OS Master Map
OS MasterMap® is Ordnance Survey's flagship digital product, launched in November 2001. It is a database that records every fixed feature of Great Britain larger than a few metres in one continuous digital map. Every feature is given a unique TOID (TOpographical IDentifier), a simple identifier that includes no semantic information. Typically each TOID is associated with a polygon that represents the area on the ground that the feature covers, in National Grid coordinates. OS MasterMap is offered in themed "layers", for example a road layer and a building layer, each linked to a number of TOIDs. Pricing of licenses to OS MasterMap data depends on: the total area requested, the layers licensed, the number of TOIDs in the layers, the period in years of the data usage.
OS MasterMap can be used to generate maps for a vast array of purposes.

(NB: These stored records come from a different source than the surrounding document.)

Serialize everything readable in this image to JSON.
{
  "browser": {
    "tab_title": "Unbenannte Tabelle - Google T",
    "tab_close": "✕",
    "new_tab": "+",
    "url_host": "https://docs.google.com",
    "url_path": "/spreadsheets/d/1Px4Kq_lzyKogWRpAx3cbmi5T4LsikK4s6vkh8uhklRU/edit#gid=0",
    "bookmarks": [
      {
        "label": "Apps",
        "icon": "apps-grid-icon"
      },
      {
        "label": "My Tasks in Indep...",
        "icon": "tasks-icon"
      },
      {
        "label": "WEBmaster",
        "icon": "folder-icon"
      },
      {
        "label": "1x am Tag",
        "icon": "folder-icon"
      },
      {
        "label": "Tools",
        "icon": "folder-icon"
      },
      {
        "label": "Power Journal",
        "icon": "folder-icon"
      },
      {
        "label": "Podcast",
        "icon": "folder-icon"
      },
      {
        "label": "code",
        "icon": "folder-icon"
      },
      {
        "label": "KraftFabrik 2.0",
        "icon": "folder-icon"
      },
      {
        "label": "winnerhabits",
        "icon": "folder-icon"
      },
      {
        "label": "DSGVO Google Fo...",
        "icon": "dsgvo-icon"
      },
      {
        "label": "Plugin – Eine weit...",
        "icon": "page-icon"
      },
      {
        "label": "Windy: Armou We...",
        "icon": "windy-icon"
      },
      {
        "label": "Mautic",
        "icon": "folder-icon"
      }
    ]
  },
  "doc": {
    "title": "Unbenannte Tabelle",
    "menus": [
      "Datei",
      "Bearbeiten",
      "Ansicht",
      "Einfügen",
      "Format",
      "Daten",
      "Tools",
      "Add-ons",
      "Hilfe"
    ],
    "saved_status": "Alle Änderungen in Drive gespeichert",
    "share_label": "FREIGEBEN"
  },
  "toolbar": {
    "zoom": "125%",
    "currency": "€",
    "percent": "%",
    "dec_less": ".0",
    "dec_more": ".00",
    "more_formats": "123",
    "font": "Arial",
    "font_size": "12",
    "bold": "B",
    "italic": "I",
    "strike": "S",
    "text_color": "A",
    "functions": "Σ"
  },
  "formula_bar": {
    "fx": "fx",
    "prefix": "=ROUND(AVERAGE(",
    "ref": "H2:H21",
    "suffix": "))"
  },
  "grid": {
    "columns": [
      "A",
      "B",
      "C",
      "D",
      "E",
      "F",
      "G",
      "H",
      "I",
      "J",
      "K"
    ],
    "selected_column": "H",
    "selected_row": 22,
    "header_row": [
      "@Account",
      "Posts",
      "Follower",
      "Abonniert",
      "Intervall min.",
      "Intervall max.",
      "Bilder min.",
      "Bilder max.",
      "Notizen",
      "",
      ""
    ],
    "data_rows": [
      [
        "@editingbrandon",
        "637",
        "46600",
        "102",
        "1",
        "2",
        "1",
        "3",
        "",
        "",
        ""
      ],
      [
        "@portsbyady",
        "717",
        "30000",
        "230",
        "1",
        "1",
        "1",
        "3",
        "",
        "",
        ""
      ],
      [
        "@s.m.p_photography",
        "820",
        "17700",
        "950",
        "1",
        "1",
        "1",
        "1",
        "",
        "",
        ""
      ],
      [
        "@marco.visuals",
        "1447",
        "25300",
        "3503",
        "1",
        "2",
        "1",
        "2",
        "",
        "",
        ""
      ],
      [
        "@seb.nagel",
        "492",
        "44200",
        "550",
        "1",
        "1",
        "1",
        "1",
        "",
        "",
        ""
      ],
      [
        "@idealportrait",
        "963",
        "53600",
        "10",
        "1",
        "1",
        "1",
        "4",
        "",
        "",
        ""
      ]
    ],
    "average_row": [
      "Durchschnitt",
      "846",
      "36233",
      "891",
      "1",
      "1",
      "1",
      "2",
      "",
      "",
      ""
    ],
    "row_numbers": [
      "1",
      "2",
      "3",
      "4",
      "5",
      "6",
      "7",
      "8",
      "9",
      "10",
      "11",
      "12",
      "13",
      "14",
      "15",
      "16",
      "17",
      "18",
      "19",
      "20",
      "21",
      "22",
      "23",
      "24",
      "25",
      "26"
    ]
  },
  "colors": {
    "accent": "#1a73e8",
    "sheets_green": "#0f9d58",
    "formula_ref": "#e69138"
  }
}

Although the scale on a digital map is much more flexible than a paper map, one can print out maps from OS MasterMap data with detail equivalent to a traditional 1:1250 paper map.
Ordnance Survey claims that OS MasterMap data is never more than six months out of date, thanks to continuous review. The scale and detail of this mapping project is so far unique. Around 440 million TOIDs have so far been assigned, and the database stands at 600 gigabytes in size. OS MasterMap is currently (August 2005) at version 6.
Ordnance Survey is encouraging users of its old Land-Line data to migrate to OS MasterMap.